Малявы Сени Волка - страница 12
В углу надолго воцарилась тишина. Даже карамельный запах почти исчез. А потом по камере пронесся очень тихий, почти неслышный вздох. Но на этот раз в нем не было ни тоски, ни ревности. А что-то другое… Кажется, удивление. И, может быть, даже капелька надежды.
Кто бы мог подумать, что я, Сеня Волк, на старости лет буду давать советы по сердечным делам привидению. Да уж, тюрьма и не таких психотерапевтов рождает.
Глава 9
Большой Переполох в Маленькой Камере
После того, как я попытался вправить Васины астральные мозги на предмет куртуазного обращения с воображаемыми дамами, в камере на несколько дней установилась странная, почти благоговейная тишина. Вася, похоже, внял моим отеческим увещеваниям и перестал устраивать температурные качели и швыряться предметами. Карамельный запах стал совсем тонким, едва уловимым, с ноткой задумчивости. Эдик Грузин, лишенный возможности живописать свои амурные подвиги в полный голос, загрустил и принялся с удвоенной силой нахваливать тюремную баланду, находя в ней «нотки прованских трав». Лёва Философ углубился в изучение «Этики» Спинозы, видимо, пытаясь найти там ответы на вопросы бытия нашего призрачного сокамерника. Даже Кодя Пыжов немного расслабился и перестал подпрыгивать от каждого шороха.
Я уж было подумал, что наш маленький университет загробной любви можно временно распустить на каникулы, а самому сосредоточиться на более насущных проблемах – например, как бы выкроить из скудного тюремного бюджета пару лишних коробков спичек. Но не тут-то было. Тюрьма, она как женщина с дурным характером – никогда не знаешь, какой фортель выкинет в следующую минуту.
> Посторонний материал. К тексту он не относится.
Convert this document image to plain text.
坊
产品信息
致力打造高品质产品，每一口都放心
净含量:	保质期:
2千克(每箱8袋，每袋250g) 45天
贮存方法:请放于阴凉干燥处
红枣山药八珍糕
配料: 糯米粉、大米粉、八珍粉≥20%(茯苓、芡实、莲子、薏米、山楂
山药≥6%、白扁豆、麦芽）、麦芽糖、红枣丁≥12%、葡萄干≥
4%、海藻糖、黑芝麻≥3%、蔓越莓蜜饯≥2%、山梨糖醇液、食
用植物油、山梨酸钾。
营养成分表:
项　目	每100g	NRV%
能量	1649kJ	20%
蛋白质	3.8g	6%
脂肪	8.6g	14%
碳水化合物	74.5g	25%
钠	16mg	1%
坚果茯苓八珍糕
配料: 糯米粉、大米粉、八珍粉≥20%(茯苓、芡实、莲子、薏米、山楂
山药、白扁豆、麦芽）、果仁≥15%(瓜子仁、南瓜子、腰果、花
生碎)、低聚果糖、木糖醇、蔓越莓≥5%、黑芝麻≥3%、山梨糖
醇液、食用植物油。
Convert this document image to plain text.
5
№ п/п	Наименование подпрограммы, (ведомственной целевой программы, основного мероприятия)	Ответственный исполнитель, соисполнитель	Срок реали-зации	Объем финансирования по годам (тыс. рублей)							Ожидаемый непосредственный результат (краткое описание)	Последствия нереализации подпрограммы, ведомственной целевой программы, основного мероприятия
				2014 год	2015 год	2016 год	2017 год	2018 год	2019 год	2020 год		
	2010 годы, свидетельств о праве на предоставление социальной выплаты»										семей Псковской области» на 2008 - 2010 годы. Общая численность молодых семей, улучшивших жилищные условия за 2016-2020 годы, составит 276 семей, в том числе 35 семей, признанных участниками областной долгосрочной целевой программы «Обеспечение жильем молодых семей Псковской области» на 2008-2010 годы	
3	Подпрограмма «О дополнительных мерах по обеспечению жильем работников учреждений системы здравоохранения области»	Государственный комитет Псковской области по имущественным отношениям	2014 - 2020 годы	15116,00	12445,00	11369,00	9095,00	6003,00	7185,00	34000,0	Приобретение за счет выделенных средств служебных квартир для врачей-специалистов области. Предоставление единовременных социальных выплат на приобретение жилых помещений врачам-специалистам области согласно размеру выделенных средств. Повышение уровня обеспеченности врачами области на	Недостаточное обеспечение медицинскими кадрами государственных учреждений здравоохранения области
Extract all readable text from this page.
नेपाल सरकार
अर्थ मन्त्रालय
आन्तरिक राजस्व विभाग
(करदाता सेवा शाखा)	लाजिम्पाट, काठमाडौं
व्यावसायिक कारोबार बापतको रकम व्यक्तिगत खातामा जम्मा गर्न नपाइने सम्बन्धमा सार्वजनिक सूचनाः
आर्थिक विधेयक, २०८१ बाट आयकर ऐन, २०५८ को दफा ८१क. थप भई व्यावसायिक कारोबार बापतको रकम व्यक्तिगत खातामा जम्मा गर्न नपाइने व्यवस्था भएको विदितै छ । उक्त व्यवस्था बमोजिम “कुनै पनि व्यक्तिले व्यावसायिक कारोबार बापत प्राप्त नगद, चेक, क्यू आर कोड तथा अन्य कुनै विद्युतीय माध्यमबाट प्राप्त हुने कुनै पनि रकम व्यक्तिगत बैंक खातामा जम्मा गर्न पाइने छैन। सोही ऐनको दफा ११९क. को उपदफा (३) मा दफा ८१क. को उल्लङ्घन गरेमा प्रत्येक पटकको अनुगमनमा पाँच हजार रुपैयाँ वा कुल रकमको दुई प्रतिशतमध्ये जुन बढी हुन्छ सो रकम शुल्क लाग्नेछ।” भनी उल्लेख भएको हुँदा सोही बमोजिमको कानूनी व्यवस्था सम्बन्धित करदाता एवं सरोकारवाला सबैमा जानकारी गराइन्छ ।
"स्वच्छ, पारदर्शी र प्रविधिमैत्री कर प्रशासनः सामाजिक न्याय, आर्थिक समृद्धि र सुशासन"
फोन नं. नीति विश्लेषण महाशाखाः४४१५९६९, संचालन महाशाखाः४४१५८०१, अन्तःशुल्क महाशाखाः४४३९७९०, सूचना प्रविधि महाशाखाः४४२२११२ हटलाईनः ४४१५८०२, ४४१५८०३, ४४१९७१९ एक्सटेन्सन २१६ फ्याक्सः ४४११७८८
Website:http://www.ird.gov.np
Тревожные вести принес ветер, а точнее, «дорога» – система межкамерной связи, работающая по принципу «из уст в уста» через проверенных людей и хитроумные «почтальоны». Утром, когда мы давились очередной порцией клейстера, именуемого кашей, Кодя, вернувшийся от «кормушки» бледнее обычного, прошипел:
– Шмон… По бараку пошли… Тотальный. С собаками. Говорят, Зубатый вчера буянил, вот начальство и озверело.
Это была новость хуже утренней баланды. «Тотальный шмон» – это значит, перевернут все вверх дном, вытряхнут не только матрасы, но и душу. А у нас, хоть и не так много, но кое-какой «джентльменский набор» имелся: и остатки коньяка для Зубатого, который он еще не успел затребовать, и кое-какие «витамины» про запас, и мой неприкосновенный запас чифиря. Мелочи, конечно, по сравнению с тем, что могли найти у того же Зубатого, но для нас – достаточно, чтобы огрести по полной программе, вплоть до карцера или нового срока.
– Так, мужики, без паники, – сказал я, стараясь, чтобы голос не дрожал. Хотя внутри уже все сжалось в ледяной комок. – Время еще есть. Сейчас главное – быстро и без шума все перепрятать. Кодя, твои тайники выдержат?
Кодя только судорожно сглотнул. Его тайники были хороши для плановых проверок, но тотальный шмон с собаками…
– Не знаю, Арсений Петрович… Там же… нюх у них…
– Нюх у них на страх, Кодя, – попытался я его взбодрить. – А мы бояться не будем. Мы будем действовать. Эдик, Лёва, помогайте.
И мы заметались по нашей крошечной камере, как крысы на тонущем корабле. Я сунул остатки чифиря в самый дальний и пыльный угол под нарами, завалив его старым ватником. Эдик пытался пристроить недопитую фляжку с коньяком Зубатого (которую он, оказывается, успел почасть «для дегустации») в бачок для отходов, но тот, как назло, был почти полон. Лёва Философ, вместо того чтобы помогать, начал рассуждать о теории вероятности и оптимальных стратегиях сокрытия материальных ценностей в условиях ограниченного пространства.